Gratis-Taxi und Hilfs-Fonds
Taxi-Unternehmer erledigt kostenlos Fahrten für Hilfsbedürftige

Greven/Reckenfeld -

Den Taxi-Unternehmer Hasan Akdag trifft die Krise hart. Die meisten seiner Fahrzeuge stehen still. Doch statt Trübsal zu blasen, hat er eine Hilfsaktion initiiert. Zusammen mit Familie und Mitarbeitern bietet er kostenlose Fahrten für jene an, die im Moment auf Unterstützung angewiesen sind. Auf Wunsch werden Einkäufe erledigt.

Dienstag, 31.03.2020, 07:52 Uhr aktualisiert: 31.03.2020, 19:07 Uhr
Hasan Akdag (Mitte) und seine Familie wollen jenen helfen, die es in diesen Zeiten besonders nötig haben
Hasan Akdag (Mitte) und seine Familie wollen jenen helfen, die es in diesen Zeiten besonders nötig haben Foto: Oliver Hengst

Die meisten Autos hat Taxi-Unternehmer Hasan Akdag abgemeldet. Von 16 Fahrzeugen sind zwölf derzeit ohne Nummernschild geparkt. Und die Mitarbeiter? „Alle in Kurzarbeit. Was soll ich machen?“ Akdag und sein Team bieten vor allem Spezialfahrten an. Krankenfahrten, Schülertransporte, Flughafen-Fahrten. „Die Schulen sind zu, der FMO ist zu.“ Von jetzt auf gleich ist sein Geschäft fast vollständig eingebrochen.

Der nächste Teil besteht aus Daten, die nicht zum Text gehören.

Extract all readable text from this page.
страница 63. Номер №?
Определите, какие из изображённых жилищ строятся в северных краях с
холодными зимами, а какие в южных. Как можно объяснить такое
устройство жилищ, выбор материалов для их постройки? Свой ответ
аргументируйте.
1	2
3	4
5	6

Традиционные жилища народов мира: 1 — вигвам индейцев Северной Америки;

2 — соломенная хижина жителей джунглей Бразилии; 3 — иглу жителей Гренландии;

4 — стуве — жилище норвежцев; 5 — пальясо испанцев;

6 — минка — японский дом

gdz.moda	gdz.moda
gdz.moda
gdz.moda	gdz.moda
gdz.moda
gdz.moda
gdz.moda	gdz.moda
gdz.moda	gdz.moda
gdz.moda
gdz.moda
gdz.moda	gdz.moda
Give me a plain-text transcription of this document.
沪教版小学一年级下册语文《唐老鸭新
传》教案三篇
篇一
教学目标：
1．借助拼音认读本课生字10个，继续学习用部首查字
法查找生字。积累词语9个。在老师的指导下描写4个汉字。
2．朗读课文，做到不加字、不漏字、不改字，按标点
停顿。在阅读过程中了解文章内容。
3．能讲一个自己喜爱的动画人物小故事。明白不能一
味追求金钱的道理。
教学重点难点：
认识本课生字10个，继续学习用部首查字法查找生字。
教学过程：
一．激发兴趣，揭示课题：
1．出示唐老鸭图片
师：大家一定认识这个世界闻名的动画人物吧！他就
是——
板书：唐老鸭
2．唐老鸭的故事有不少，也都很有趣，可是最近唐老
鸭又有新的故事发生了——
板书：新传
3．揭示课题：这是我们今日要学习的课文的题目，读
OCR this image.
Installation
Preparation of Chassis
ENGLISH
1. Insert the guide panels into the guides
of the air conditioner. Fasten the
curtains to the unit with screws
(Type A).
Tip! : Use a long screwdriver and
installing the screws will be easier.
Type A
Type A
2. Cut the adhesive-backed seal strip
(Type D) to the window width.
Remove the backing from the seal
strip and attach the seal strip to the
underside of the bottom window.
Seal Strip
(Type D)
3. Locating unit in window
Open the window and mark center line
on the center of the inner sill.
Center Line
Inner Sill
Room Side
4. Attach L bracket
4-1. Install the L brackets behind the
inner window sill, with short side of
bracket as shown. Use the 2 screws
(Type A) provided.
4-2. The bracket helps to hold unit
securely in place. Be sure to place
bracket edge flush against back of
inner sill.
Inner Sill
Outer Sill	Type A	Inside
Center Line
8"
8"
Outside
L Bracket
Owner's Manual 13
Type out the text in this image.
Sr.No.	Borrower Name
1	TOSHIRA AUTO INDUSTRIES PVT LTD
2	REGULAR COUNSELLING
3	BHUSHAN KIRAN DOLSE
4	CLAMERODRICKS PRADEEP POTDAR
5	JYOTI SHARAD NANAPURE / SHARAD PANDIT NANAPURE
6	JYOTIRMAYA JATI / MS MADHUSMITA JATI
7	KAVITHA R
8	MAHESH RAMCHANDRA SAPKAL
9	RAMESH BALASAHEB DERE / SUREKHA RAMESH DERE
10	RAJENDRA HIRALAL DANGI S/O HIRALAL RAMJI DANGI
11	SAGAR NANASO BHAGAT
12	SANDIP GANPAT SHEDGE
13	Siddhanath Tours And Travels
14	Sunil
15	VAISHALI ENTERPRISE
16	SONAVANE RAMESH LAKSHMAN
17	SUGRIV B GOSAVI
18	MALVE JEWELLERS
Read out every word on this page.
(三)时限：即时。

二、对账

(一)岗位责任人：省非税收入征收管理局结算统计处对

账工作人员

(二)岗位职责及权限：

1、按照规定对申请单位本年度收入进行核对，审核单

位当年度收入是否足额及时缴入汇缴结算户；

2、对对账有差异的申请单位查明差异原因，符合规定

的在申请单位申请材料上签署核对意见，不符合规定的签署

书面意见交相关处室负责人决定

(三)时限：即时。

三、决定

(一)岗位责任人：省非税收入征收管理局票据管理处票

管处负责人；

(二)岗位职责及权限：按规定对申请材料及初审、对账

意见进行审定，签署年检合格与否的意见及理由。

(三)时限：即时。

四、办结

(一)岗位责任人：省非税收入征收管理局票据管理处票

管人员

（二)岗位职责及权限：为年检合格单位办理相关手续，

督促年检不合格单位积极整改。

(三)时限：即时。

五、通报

Nun könnte er zuhause sitzen und Trübsal blasen. Stattdessen hat er sich eine Hilfsaktion überlegt. „Man sollte Menschen helfen, denen es noch schlechter geht“, sagt der Unternehmer. Er bietet daher an, für Menschen Fahrten zu erledigen, ohne ihnen die Fahrtkosten in Rechnung zu stellen. Ob Lebensmittel- und Medikamentenkäufe, Arztbesuche oder Fahrten zum Friedhof – Akdag, seine Familie und sein Team stehen bereit. Im Falle von Einkäufen, die erledigt werden sollen, müssten allein diese bezahlt werden, die Fahrtkosten nicht.

Solidarität mit jenen, die es wirklich nötig haben

Die Aktion richtet sich an Menschen aus Greven, Reckenfeld und Gimbte, die ihr Zuhause aus gesundheitlichen Gründen nicht oder nur selten verlassen wollen. „Einige Mitarbeiter haben zugesagt, dass sie da ohne Bezahlung mitmachen“, freut sich der Reckenfelder, der seit 2006 im Taxi-Gewerbe unterwegs ist. „Wir können nicht nur zuhause sitzen und Däumchen drehen.“

Akdag bietet Bedürftigen nicht nur kostenlose Fahrten an, sondern stellt auch 1000 Euro für jene Menschen bereit, die sich schwer tun, die Einkäufe zu finanzieren. „Es gibt genug Rentner, die am Existenzminimum leben“, weiß der Unternehmer. Jeder, der dieses Angebot nutzen möchte, kann einmalig 20 Euro für einen Einkauf in Anspruch nehmen (und sollte dies beim Anruf gleich mit angeben).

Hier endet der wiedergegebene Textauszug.